The Koori Floor, a stunning public art project covering 600 sqm of the Turbine Hall at Casula Powerhouse Arts Centre (CPAC), is being restored 26 years after it was first installed.
Due to the location of the artwork, the restoration requires CPAC to close to the public from 28 September to 16 November.
Bellbird Dining & Bar will also close.
“While we regret any inconvenience because of this brief closure, we are so happy this beautiful work will be restored for future generations to enjoy,” Liverpool Mayor Wendy Waller said.
“Given the increasing volume of foot traffic since the Koori Floor was first created in 1994, the need for restoration and conservation has become ever more urgent.

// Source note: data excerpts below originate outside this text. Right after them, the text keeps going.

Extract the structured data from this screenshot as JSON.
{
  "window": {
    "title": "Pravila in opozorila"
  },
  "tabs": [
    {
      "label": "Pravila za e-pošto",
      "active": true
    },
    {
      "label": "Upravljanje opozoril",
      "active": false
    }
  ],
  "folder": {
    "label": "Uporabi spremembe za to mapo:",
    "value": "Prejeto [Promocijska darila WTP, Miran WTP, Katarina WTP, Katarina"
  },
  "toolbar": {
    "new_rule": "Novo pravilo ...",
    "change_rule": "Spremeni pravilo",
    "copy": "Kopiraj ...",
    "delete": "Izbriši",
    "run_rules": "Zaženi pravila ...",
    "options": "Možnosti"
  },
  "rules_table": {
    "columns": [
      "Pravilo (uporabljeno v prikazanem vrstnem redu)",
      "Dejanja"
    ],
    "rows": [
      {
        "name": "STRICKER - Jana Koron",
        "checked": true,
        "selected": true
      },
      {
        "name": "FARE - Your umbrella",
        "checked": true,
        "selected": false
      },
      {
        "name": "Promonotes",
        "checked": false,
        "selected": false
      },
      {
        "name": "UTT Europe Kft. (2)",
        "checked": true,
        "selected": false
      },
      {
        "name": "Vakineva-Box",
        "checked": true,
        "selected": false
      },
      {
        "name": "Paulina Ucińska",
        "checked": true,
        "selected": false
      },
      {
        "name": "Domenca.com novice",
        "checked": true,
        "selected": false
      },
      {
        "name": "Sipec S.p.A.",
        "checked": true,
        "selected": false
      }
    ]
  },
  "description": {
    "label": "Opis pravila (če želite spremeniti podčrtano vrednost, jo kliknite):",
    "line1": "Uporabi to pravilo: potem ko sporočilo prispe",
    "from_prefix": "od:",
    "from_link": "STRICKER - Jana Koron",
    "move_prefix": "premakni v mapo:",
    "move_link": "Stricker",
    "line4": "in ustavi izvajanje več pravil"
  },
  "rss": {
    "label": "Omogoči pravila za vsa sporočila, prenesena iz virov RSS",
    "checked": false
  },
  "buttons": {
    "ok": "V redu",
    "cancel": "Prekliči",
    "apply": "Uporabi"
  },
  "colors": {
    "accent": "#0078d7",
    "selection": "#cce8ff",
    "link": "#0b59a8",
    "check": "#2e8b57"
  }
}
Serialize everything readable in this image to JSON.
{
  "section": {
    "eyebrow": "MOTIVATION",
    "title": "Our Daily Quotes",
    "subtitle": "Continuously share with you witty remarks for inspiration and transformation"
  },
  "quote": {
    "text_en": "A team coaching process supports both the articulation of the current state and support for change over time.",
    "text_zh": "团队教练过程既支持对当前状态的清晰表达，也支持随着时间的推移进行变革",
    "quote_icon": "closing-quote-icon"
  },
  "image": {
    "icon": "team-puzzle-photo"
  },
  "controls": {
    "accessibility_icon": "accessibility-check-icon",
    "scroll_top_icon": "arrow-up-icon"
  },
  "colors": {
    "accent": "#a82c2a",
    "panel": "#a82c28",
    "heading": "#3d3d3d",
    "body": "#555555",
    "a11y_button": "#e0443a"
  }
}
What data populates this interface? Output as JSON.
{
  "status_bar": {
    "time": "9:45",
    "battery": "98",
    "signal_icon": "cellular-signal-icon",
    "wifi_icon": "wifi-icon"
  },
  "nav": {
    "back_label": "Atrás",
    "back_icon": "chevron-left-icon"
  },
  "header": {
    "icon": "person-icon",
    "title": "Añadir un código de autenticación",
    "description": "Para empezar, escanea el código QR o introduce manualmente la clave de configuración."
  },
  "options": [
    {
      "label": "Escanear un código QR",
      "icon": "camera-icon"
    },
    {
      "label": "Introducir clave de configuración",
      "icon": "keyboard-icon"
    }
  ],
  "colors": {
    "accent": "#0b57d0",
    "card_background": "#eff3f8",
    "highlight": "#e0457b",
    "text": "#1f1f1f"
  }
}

“The Koori Floor is an internationally significant and unique work of public art and its preservation is a demonstration of CPAC and Liverpool City Council’s commitment to Indigenous and public art.”
The Koori Floor was created by Brisbane-based Waanyi artist Judy Watson who worked with contemporary Aboriginal artists to engage with the aspirations, values and stories of Aboriginal people from Liverpool and across the region.
Watson’s assistant artists Gordon Hookey, Cheryl Robinson, Vivian Scott and Brook Andrew have since gone on to enjoy individual international acclaim, with Andrew now the artistic director of the Biennale of Sydney.
CPAC Director Craig Donarski said the Koori Floor was created as a key artwork for the building.
“It was intended as a statement of historical fact both symbolically and physically, that as you entered the Casula Powerhouse, you were walking ‘lightly’ on Aboriginal land,” Mr Donarski said.
“So it is meant to be permanent, and this restoration and conservation work will ensure it is.”
While CPAC may be about to close physically, the venue’s extensive Digital Program is still available for all to enjoy.
CPAC also recently launched an online gallery of hundreds of collection highlights including more than 100 works from the late Casula-based artist Gina Sinovich.